Comment les grossistes volent au secours des agriculteurs

A kinding Djabi,  une localité située dans  la région du Centre du Cameroun,les jeunes agriculteurs  sont financés  par les commerçants à qui ils accordent la priorité au moment des ventes.

S’il y a un obstacle qui freine l’entreprenariat jeune  au Cameroun, principalement ceux qui ambitionnent de faire carrière dans l’agriculture, c’est trouver les fonds nécessaires pour le lancement de leur projet. Cette difficulté, Rochard Kitchabo, un enseignant,   l’a vécu  il y a trois ans,  lorsqu’il  a décidé de tronquer sa blouse blanche, pour la houe. Afin d’embrasser  le secteur agricole il a laissé derrière lui, sa vie  dans  la capitale économique, Douala, pour s’installer définitivement dans son village natal, Kinding Djabi.

« J’ai au moins 40 hectares de plantation à ma disposition, mais pour l’instant je n’exploite qu’un hectare   seulement pour la culture du maïs parce qu’elle ne nécessite pas assez de moyen,   afin de  subvenir  aux besoins  de ma  famille. C’est progressivement  avec  mes petites économies que je pourrai me lancer dans  d’autres produits  », dit-il, un brin contrarié.

Dans  cette  localité située dans   la commune de Makénéné, département du Mbam-et-Inoubourégion du Centre du Cameroun, les jeunes entrepreneurs ont trouvé un moyen pour contourner cet handicap. Au-delà de l’acte d’achat-vente  entre un cultivateur et un grossiste,  les  transactions prennent souvent une dimension purement financière.

La recette?  Anderson Akweh, un agriculteur installé dans ce village depuis 22 ans, confie que la majorité des cultivateurs, principalement des jeunes qui optent pour l’agriculture, sollicitent  l’accompagnement  financier  des commerçants pour démarrer  leur projet.  « La terre est très fertile dans notre village.
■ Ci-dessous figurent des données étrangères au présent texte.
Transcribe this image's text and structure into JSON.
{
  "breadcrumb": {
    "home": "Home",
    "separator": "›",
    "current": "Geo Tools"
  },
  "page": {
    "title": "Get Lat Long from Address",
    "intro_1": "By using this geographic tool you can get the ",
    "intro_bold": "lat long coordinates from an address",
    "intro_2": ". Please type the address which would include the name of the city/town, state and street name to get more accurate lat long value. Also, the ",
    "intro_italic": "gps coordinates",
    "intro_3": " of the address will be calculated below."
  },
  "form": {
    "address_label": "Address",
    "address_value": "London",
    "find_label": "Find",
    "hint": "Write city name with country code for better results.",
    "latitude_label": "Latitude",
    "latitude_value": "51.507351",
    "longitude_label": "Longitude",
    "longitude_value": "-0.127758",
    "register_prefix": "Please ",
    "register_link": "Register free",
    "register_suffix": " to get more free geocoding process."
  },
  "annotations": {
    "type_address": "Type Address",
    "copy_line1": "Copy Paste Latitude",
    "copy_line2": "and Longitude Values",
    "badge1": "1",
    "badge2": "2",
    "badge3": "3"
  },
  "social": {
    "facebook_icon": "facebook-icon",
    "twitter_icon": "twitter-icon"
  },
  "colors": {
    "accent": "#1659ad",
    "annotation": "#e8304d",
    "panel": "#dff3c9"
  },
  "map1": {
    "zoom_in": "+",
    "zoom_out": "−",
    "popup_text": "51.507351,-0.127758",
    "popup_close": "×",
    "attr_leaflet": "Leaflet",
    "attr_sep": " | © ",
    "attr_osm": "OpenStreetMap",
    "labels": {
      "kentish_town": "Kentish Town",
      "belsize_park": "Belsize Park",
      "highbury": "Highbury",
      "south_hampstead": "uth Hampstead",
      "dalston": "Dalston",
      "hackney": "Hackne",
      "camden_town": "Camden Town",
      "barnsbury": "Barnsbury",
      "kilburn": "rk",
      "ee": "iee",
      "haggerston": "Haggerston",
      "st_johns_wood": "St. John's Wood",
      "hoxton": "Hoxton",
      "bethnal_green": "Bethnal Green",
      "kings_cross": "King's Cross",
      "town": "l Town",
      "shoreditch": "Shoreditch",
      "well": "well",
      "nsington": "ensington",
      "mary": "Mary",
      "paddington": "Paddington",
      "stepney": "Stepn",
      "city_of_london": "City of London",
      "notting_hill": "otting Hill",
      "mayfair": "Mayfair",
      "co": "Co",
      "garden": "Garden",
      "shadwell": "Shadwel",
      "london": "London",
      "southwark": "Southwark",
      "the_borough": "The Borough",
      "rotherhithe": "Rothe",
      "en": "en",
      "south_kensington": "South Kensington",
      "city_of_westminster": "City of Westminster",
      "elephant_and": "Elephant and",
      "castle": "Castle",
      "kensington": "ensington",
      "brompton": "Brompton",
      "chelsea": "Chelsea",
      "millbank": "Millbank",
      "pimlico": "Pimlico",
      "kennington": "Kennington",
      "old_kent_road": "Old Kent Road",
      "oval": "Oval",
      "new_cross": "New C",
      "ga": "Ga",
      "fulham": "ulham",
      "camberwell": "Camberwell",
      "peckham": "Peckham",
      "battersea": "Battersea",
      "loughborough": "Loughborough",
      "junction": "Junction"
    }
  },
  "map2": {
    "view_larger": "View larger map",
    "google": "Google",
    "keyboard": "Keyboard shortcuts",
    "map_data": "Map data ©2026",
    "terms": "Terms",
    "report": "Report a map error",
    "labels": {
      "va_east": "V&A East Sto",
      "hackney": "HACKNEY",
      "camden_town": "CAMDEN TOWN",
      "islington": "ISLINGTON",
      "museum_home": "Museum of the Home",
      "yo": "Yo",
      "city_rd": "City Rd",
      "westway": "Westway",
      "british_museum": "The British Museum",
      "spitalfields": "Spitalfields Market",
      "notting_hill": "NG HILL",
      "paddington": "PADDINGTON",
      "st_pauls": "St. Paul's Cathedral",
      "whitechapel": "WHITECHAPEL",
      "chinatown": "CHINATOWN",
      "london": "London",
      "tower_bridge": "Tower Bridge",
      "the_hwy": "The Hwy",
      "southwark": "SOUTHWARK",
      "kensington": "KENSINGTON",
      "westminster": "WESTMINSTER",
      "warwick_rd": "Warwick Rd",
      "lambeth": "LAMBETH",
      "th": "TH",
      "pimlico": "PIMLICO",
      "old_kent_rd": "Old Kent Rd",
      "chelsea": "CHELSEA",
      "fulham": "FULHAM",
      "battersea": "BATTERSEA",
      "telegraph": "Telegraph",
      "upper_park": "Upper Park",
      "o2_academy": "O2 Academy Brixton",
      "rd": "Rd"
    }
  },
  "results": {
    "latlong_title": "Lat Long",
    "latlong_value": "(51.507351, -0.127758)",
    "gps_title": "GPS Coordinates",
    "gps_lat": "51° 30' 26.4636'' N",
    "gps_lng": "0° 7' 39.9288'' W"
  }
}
Donc nous avons assez d’espace à exploiter. Mais notre véritable handicap reste  le financement  car  tout le nécessaire coûte cher, les produits phytosanitaires n’étant pas à la bourse du cultivateur moyen », explique  Ernest Ndong, exploitant de cacao et de produits maraichers.

Partenariat

Ce partenariat permet aux grossistes de préfinancer la production et de bénéficier  en priorité de ses  retombées.  Le montant alloué  peut aller au-delà de 5 millions de Francs Cfa en fonction des besoins du demandeur. « Pour produire un hectare de tomates, j’ai besoin de deux millions de F Cfa minimum. Ne pouvant pas disposer de ce montant, je fais appel à un grossiste qui m’alloue cette somme. Pendant la récolte et en fonction des termes du contrat, il a droit à la grande partie de  la production et à un coût  avantageux. Ensuite nous partageons les bénéfices », explique Anderson Akweh.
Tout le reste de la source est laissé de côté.